The statistics are startling - houses selling for 30, even 40, per cent over the asking price.

According to the Winnipeg Realtors Association, 10 per cent of residential properties sold at list price in March, with a whopping 57 per cent selling for more than the list price.

Even a former drug house recently went for $70,000 more than the $119,900 asking price. The house was in such bad shape, offers had to be made sight unseen.


"If you can believe it, they had 44 offers on it and the winning offer had first right of refusal after seeing the house in a hazmat suit," says Hrechka. "There was mould everywhere from the grow-op and the house had to be totally gutted."

Renovating your way to a big payday has never been bigger in Winnipeg, but the Prairie city isn`t the only place where you can still cash in. In Western Canada, Saskatchewan`s real estate market is also still hot.

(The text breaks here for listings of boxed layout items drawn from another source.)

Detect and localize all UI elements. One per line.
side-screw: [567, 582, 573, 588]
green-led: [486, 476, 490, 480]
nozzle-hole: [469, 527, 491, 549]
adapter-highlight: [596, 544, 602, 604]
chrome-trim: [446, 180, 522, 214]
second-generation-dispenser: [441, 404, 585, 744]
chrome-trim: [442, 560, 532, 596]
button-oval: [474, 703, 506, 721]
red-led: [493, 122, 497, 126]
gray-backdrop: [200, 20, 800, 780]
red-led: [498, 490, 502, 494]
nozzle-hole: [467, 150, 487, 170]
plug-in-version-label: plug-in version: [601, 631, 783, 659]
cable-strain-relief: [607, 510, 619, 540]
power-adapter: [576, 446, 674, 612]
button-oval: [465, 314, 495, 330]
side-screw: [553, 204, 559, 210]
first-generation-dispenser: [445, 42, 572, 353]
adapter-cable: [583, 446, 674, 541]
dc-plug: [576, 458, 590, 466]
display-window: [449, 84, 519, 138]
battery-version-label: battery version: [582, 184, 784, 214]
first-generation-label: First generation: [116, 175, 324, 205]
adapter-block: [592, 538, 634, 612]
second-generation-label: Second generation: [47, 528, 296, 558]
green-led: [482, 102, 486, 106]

http://www.businessedge.ca/article.cfm/newsID/17770.cfm
 
QUOTE (LornaRush @ Apr 6 2008, 02:30 AM) I was wondering what REIN thinks of Manitoba for investing. Based on the info here it seems like there is no middle to Canada. I would love to hear what other REIN members think about Manitoba. Thanks so much. Lorna Rush


Not a REIN member...yet! (A Quickstart student) I use to live there til 1988! In all the years, i had never heard of bidding wars taking place in that city til last year! Two seasons, winter and construction. Mosquitos, are the provincial bird. Mustn`t forget the canker worms in the spring that eat the leaves of the trees so they have to grow a second set. Property taxes will be about 30% higher than Calgary with a similar house. LOTS of old houses/buildings and seniors there. NDP was popular which provided many social programs for the seniors, but neglected the infrastructure. Hot muggy summers and cold winters with lots of snow! It is a good place to be from! My nephew is there with his co. www.topnotchproperties.ca He is doing JVs. The big industry is clothing in Winnipeg and farming in southern Manitoba and to the west. Fall time is beautiful and Winnipeg is known for friendly people. Lots of lakes to the north of Winnipeg. Brandon is a cool city.
 
The reason that there are bidding wars with final sales prices thousands over asking is that the realtors in Winnipeg have developed a nasty habit of setting the asking price artificially low in the hope of starting a bidding war between buyers. Then people get caught up in the frenzy and emotion.
 
I own property in Brandon and feel it is a good place. Be very careful though. The rent control police are powerful and if you buy and think you can raise the rent to the right level you may have a problem. Even if you buy with vacant posession you may not be able to increase rent much above the previous levels. Also remember they charge a fine (land transfer tax) to buy there.

Can be a good place but do your homework.